CIE Research Café: Interrupted Learning and Fragile Attendance among Adivasi children in Rajasthan, India: what can we learn from attendance registering?

CIE Research Café: Interrupted Learning and Fragile Attendance among Adivasi children in Rajasthan, India: what can we learn from attendance registering?

When

6 Dec 2023    
3:30pm - 5:00pm

Event Type

Seminar

Wednesday 6 December, 3:30-5pm GMT

With Caroline Dyer (Leeds), Archana Choksi (Leeds) and Suraj Jacob (Vidya Bhawan, India) 

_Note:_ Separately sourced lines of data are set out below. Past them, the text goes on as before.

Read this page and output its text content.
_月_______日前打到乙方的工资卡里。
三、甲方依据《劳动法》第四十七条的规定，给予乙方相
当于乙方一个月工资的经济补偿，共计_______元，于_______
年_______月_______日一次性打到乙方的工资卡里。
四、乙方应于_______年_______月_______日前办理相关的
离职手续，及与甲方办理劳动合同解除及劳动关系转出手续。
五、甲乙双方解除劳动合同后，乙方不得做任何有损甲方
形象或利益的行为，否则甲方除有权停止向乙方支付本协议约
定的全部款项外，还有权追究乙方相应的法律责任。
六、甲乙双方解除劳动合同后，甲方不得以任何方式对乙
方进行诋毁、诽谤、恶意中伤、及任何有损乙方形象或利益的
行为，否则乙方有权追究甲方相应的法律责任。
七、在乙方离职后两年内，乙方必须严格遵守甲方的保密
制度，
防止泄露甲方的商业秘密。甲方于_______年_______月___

Location: Jubilee G36, University of Sussex / Zoom

Although India reports almost full enrolment in elementary education, many children who are enrolled do not attend regularly and reported learning levels remain consistently low. This paper reports on qualitative research that addresses the misleading in- or out-of-school binary of national accounting to investigate interrupted learning and fragile attendance. We are adopting a process tracing approach that is anchored around attendance monitoring, asking: who does what with the results of this monitoring and how do interpretations and actions affect children’s learning? The field location is in Adivasi (tribal) belt of Southern Rajasthan, in a sample of three government elementary schools (Grades 1-8). To connect with learners, the team has generated profiles of children and their families to understand lives and livelihoods outside school, and how these shape patterns of attendance. In schools, we are investigating how attendance is monitored and explained by teachers, and what they do with the trends they see; then we are tracing the figures submitted from schools through the tiers of the educational bureaucracy to identify how these messages about attendance are interpreted, and how they link to children’s learning and concerns for education system improvement that drive policy and programming – notably, the national Shala Darpan programme. The research aims to make a contribution to understanding accountability in education systems and to methodological work on process tracing as an approach to learning for policy.